The following column appeared in the Wheel Truth, October 2007, page 2.

From the President —
Possible Bylaws Updates for the Board of Directors

Melarie has touched on this in the meeting minutes, but here it is from the horse's mouth. I plan to propose some changes in the bylaws, to fine-tune things regarding the Board of Directors.

Background. For people who don't follow the inner workings of the club, here is background information. Most GPC decisions which involve policy or money (excepting the Century, which is a separate story) are made at our regular monthly business meetings. Some decisions, however, must be made between the monthly meetings — because timing so dictates, or because there is limited space on the meeting agenda, or for other reasons. Such decisions are made by the Board of Directors, or in some cases by the President alone. In the latter case, s/he generally consults the Board.

Most of the time, this system works quite well. But I have watched it carefully ever since 2001 — when we reincarnated the bylaws and with it the present Board system — and I believe it can be improved.

Proposals. I have three general proposals.

First, increase the Board from its current 5 members to 7, or 9, or maybe more. Increasing the size would have several benefits: More different points of view would be heard. More representative of the club as a whole. More continuity from year to year — under the present system, well-qualified people step down each year. And less likely that a majority of board members would simultaneously be out of town or otherwise inaccessible — I have been bitten by that one in the past.

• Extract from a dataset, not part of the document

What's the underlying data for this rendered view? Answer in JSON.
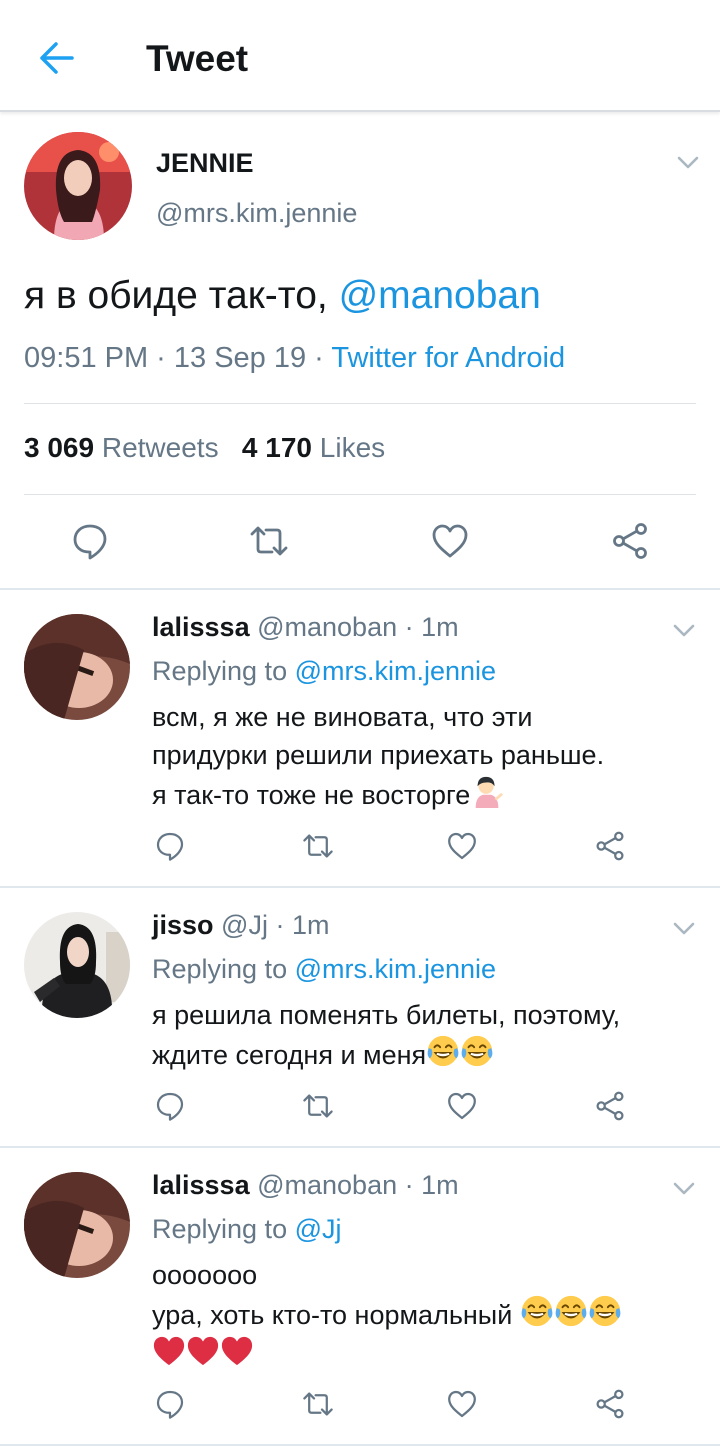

Second, make explicit the qualifications for Board members, as follows.
(A). Reasonably-regular attendance at monthly meetings. You cannot discuss club business intelligently if you don't attend the business meetings. We might need to define what "reasonably regular" means, or we might leave it vague.
(B). Board members should be actively involved running the club in some way. Specifically, they should hold a significant club office, or serve as one of the major century coordinators/captains, or be an active ride leader (8 or more rides per year). Better still, more than one of these qualifications.

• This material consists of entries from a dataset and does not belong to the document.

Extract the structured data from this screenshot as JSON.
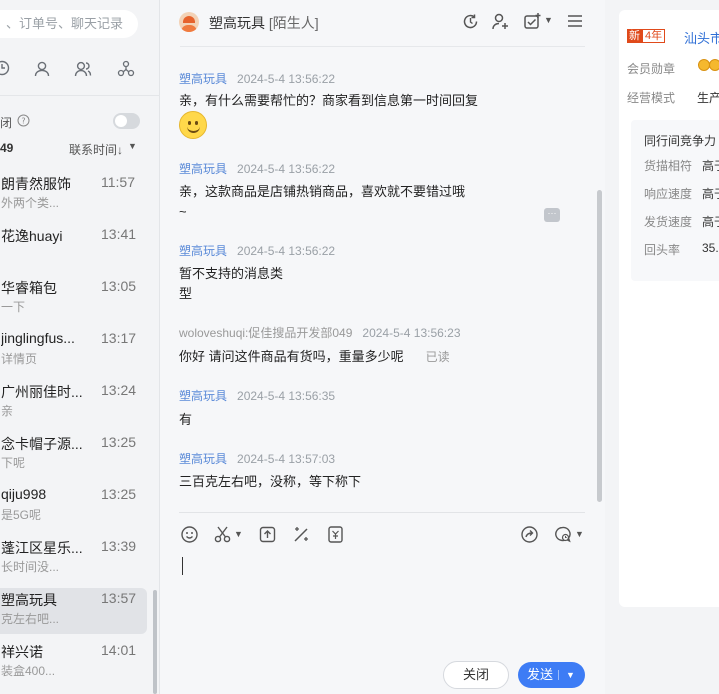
{
  "left": {
    "search_placeholder": "、订单号、聊天记录",
    "unread_label": "闭",
    "count_label": "49",
    "sort_label": "联系时间↓",
    "items": [
      {
        "name": "朗青然服饰",
        "time": "11:57",
        "snippet": "外两个类..."
      },
      {
        "name": "花逸huayi",
        "time": "13:41",
        "snippet": ""
      },
      {
        "name": "华睿箱包",
        "time": "13:05",
        "snippet": "一下"
      },
      {
        "name": "jinglingfus...",
        "time": "13:17",
        "snippet": "详情页"
      },
      {
        "name": "广州丽佳时...",
        "time": "13:24",
        "snippet": "亲"
      },
      {
        "name": "念卡帽子源...",
        "time": "13:25",
        "snippet": "下呢"
      },
      {
        "name": "qiju998",
        "time": "13:25",
        "snippet": "是5G呢"
      },
      {
        "name": "蓬江区星乐...",
        "time": "13:39",
        "snippet": "长时间没..."
      },
      {
        "name": "塑高玩具",
        "time": "13:57",
        "snippet": "克左右吧..."
      },
      {
        "name": "祥兴诺",
        "time": "14:01",
        "snippet": "装盒400..."
      }
    ]
  },
  "chat": {
    "title": "塑高玩具",
    "tag": "[陌生人]",
    "messages": [
      {
        "sender": "塑高玩具",
        "time": "2024-5-4 13:56:22",
        "text": "亲，有什么需要帮忙的？商家看到信息第一时间回复"
      },
      {
        "sender": "塑高玩具",
        "time": "2024-5-4 13:56:22",
        "text": "亲，这款商品是店铺热销商品，喜欢就不要错过哦",
        "text2": "~"
      },
      {
        "sender": "塑高玩具",
        "time": "2024-5-4 13:56:22",
        "text": "暂不支持的消息类",
        "text2": "型"
      },
      {
        "sender": "woloveshuqi:促佳搜品开发部049",
        "time": "2024-5-4 13:56:23",
        "text": "你好 请问这件商品有货吗，重量多少呢",
        "read": "已读"
      },
      {
        "sender": "塑高玩具",
        "time": "2024-5-4 13:56:35",
        "text": "有"
      },
      {
        "sender": "塑高玩具",
        "time": "2024-5-4 13:57:03",
        "text": "三百克左右吧，没称，等下称下"
      }
    ],
    "close_label": "关闭",
    "send_label": "发送"
  },
  "right": {
    "badge_a": "新",
    "badge_b": "4年",
    "company": "汕头市",
    "rows": [
      {
        "label": "会员勋章",
        "value": ""
      },
      {
        "label": "经营模式",
        "value": "生产"
      }
    ],
    "compete_title": "同行间竞争力",
    "compete_rows": [
      {
        "label": "货描相符",
        "value": "高于"
      },
      {
        "label": "响应速度",
        "value": "高于"
      },
      {
        "label": "发货速度",
        "value": "高于"
      },
      {
        "label": "回头率",
        "value": "35."
      }
    ]
  }
}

Third, meetings. Our current bylaws strongly imply that we hold separate meetings for members and for directors. But our actual practice, even though we never explicitly said so, is that our regular monthly business meetings — which are open to all members — also serve as our regular board meetings. This practice works well — so well that I don't propose to change it one bit. Rather, I propose to change the bylaws to make clear what we really do.

(We now interrupt this speech with a message. The bike-word of the month is "suspension seatpost". Mention this the next time you see me on a ride and it's good for one free pull, or push, or minor adjustment, as you prefer. Now back to the speech.)

Where are we on this? Instead of dedicating one entire meeting to this, it's better to spread it out over several meetings so we have time to reflect. I floated the above ideas at the September meeting and, prior to that, via email to about a dozen of the most-involved GPC'ists. I've received feedback from some individuals and hope to receive more. We'll have a group discussion at the October meeting and only after that formulate a more specific proposal which can be voted on.

Do you have questions or comments? If so, let me know, and/or come to the meeting.